We would find it impossible without goggles and visor to travel through the air at that speed. Evolution has provided the peregrine with an ‘extra’ eyelid bathed with thick, viscous, transparent tears which don’t evaporate. At such high speeds it would be impossible for us to breathe: the air trapped in our nostrils would prevent any other air from entering. The peregrine’s nostril contains a coneshaped structure that causes air flowing past it to spin and thus be sucked in.

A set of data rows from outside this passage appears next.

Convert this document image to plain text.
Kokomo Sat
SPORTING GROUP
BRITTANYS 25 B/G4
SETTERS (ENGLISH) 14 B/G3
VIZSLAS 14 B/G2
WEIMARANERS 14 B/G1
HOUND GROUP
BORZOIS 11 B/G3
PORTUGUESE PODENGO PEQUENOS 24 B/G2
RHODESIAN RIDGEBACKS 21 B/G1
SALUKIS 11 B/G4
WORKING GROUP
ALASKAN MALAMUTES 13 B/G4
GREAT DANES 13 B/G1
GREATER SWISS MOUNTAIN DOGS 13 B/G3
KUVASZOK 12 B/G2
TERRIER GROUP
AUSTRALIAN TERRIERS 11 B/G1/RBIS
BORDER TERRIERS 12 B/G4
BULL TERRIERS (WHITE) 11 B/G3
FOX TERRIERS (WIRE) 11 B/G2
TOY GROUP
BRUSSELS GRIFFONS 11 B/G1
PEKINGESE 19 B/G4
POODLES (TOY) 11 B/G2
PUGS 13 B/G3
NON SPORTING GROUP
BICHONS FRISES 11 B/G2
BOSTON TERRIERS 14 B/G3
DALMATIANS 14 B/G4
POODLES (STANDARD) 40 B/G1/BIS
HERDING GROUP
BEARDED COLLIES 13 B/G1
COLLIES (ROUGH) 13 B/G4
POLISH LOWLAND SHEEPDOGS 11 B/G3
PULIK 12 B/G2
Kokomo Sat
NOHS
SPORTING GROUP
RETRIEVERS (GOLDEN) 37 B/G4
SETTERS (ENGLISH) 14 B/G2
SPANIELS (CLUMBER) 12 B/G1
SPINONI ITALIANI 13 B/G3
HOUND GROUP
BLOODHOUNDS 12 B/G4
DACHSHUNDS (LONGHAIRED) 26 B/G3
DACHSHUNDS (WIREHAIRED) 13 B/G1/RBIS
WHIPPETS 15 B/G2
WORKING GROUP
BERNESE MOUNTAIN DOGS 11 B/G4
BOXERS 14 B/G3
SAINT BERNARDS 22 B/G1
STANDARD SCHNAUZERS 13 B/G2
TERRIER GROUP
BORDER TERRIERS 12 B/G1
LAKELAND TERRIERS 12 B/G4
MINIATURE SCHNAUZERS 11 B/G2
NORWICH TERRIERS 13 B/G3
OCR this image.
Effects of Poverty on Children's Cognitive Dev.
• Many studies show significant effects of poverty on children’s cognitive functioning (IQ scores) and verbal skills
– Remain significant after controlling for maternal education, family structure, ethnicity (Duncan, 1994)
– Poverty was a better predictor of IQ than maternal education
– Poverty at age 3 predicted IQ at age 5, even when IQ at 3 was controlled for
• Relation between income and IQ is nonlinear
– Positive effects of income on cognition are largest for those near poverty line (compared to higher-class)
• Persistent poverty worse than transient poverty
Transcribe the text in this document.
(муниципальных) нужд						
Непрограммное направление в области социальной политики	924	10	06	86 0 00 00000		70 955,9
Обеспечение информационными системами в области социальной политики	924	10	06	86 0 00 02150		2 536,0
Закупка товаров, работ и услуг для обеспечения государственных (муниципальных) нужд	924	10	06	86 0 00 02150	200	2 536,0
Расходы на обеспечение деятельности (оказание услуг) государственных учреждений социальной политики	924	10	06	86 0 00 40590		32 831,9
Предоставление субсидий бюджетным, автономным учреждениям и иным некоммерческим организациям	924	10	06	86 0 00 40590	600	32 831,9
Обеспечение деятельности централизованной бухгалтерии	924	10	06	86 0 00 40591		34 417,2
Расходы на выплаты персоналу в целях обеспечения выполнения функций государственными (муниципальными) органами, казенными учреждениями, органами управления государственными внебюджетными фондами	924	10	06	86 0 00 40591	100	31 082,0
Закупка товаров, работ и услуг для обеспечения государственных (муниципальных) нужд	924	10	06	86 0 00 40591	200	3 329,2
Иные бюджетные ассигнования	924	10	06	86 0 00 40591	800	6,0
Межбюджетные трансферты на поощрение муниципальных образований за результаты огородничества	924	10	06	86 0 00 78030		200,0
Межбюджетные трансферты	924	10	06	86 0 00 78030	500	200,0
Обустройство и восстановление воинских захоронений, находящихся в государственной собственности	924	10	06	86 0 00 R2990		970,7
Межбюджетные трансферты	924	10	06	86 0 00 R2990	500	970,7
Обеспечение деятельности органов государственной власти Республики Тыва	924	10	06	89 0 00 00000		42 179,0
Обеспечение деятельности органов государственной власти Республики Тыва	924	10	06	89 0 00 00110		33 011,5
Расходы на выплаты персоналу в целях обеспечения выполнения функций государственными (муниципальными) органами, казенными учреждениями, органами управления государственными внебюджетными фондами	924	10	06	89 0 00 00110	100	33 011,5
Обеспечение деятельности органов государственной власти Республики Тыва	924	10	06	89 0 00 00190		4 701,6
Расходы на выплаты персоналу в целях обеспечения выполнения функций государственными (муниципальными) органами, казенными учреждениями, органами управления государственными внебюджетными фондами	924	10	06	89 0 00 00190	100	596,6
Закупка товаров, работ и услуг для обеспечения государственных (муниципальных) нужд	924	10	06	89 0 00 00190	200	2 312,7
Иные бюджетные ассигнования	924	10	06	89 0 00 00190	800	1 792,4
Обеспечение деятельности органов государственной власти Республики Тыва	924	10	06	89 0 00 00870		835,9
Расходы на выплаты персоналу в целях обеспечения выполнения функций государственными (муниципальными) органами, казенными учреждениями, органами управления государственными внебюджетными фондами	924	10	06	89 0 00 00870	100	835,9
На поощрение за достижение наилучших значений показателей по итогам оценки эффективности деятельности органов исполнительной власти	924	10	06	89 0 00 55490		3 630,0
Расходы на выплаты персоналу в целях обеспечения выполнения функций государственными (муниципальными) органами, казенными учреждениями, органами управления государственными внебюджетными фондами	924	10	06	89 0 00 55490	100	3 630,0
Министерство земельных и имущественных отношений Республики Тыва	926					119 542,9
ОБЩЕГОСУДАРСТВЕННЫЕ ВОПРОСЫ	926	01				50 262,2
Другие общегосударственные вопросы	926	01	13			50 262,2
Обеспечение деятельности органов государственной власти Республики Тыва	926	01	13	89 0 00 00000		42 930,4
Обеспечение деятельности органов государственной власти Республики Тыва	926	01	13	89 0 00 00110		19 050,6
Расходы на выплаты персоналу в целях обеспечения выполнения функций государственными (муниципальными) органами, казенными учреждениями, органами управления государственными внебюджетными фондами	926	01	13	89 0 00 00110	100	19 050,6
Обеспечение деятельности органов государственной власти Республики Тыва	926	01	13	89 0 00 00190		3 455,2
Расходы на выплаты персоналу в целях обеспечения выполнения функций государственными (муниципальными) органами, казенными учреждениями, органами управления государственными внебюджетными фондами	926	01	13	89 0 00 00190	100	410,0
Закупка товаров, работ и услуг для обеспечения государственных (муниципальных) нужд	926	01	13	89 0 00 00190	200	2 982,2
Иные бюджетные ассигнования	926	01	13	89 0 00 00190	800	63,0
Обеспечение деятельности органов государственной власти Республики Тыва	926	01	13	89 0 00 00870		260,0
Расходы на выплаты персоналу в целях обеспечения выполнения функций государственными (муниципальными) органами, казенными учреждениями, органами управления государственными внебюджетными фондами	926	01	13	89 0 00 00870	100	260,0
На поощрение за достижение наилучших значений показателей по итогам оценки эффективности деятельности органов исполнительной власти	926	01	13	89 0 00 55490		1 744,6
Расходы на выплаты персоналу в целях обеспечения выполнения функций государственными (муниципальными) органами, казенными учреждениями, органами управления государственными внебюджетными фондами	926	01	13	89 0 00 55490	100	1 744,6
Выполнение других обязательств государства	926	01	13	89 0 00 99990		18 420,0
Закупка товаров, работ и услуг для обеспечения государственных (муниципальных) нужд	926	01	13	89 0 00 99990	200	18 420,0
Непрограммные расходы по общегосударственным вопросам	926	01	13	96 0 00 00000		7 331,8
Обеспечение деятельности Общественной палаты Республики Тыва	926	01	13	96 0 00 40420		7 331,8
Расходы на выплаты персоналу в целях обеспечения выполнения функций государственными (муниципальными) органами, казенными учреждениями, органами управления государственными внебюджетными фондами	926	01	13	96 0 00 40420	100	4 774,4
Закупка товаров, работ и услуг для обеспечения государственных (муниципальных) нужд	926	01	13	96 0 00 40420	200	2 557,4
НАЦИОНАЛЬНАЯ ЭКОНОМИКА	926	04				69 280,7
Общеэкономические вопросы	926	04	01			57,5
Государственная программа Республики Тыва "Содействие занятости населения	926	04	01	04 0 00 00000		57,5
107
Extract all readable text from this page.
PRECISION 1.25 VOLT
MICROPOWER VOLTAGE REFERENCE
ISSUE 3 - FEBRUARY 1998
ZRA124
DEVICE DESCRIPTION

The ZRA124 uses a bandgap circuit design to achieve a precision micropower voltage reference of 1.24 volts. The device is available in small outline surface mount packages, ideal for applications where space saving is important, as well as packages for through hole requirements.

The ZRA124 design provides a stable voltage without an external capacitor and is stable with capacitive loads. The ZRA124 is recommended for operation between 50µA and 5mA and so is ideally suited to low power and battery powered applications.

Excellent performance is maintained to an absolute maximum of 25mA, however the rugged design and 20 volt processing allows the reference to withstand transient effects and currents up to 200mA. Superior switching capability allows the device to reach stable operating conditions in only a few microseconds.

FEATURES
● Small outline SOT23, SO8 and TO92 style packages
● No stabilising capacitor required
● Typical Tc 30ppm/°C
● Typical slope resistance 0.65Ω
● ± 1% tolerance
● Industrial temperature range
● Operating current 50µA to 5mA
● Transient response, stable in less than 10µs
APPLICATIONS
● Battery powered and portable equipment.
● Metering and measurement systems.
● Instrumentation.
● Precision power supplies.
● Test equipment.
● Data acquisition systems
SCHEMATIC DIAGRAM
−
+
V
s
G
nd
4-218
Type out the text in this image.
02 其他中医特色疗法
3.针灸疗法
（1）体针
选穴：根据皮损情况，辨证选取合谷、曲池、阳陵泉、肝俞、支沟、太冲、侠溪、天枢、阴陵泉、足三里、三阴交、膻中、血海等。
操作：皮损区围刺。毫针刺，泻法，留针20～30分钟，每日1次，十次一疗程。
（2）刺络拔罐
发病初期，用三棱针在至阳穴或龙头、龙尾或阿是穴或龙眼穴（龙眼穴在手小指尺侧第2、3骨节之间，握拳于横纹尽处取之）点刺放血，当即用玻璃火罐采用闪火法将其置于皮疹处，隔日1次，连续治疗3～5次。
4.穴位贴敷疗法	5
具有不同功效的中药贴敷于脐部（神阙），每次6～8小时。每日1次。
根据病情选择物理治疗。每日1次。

And one more thing we could not do is to pull out of a dive of two hundred miles an hour and go gently off in another direction. The G-forces would mash our insides. The peregrine is built to withstand these G-forces. Everything about this bird is minutely and perfectly designed for its purpose. And its purpose is to be a peregrine falcon. God would have been very excited about this one. I bet he couldn’t wait to show his mates this one.

And what a great case in favour of birdwatching the peregrine falcon is! Why do you go birdwatching, people ask. Isn’t it boring? At times it may be, but if once, just once will do, you see a peregrine take a pigeon in mid-air, you’ll know it’s all been worth it.

In the Middle Ages, such a bird was the glitzy fashion accessory of the rich and the aristocratic. No nobleman could be without his falcon. What a sleek status symbol it is too. A Ferrari perhaps, or something more deadly to show off to your peers: a gun.

Now, the peregrine, and indeed many other falcons, has a habit that is very fortunate for the falconer. When a falcon ‘downs’ a bird, it tends to stand over it with its wings outspread as if protecting its quarry from others. This is called ‘mantling’—which, for you etymology fans, comes from the Latin
mantellum
, meaning a napkin, towel, blanket or cloak. And while the falcon shields its victim in a feathery cloak, it devours its favourite bit: the head, especially the choice titbits of brain and eyes. Precisely the bits of a game bird the falconer, the butchers, and you and me, have no interest in.

And this bird is not just a bird of the wilderness. Its territory is much closer to home than the remote moorland and the lofty difftops. I have seen one several times—or rather caught out of the corner of my eye the streamlined anchor shape—along the edges of Cornish cliffs. There is a place called Symond’s Yat in Herefordshire where the picturesque river Wye makes a voluptuous bend through a limestone gorge and where it is almost impossible
not
to see a peregrine. And I’ve seen one take a pigeon from its perch on Tyne Bridge in the heart of Newcastle. In fact, in many ways, the heart of the city is
the
habitat. It has two perfect ingredients: lots of high places to nest and keep watch, and lots of pigeons.

The city falcon is such a beautiful example of man and nature side by side. And I mean
nature
, the old ‘red-in-tooth-and-claw’ nature, raw nature rubbing shoulders with bankers and secretaries eating their lunchtime sandwiches on the roof terrace. You don’t have to know anything about birds, but you see this one in the middle of the city and you just know from some distant folk memory, from some dim instinct, that this is more than just a bird.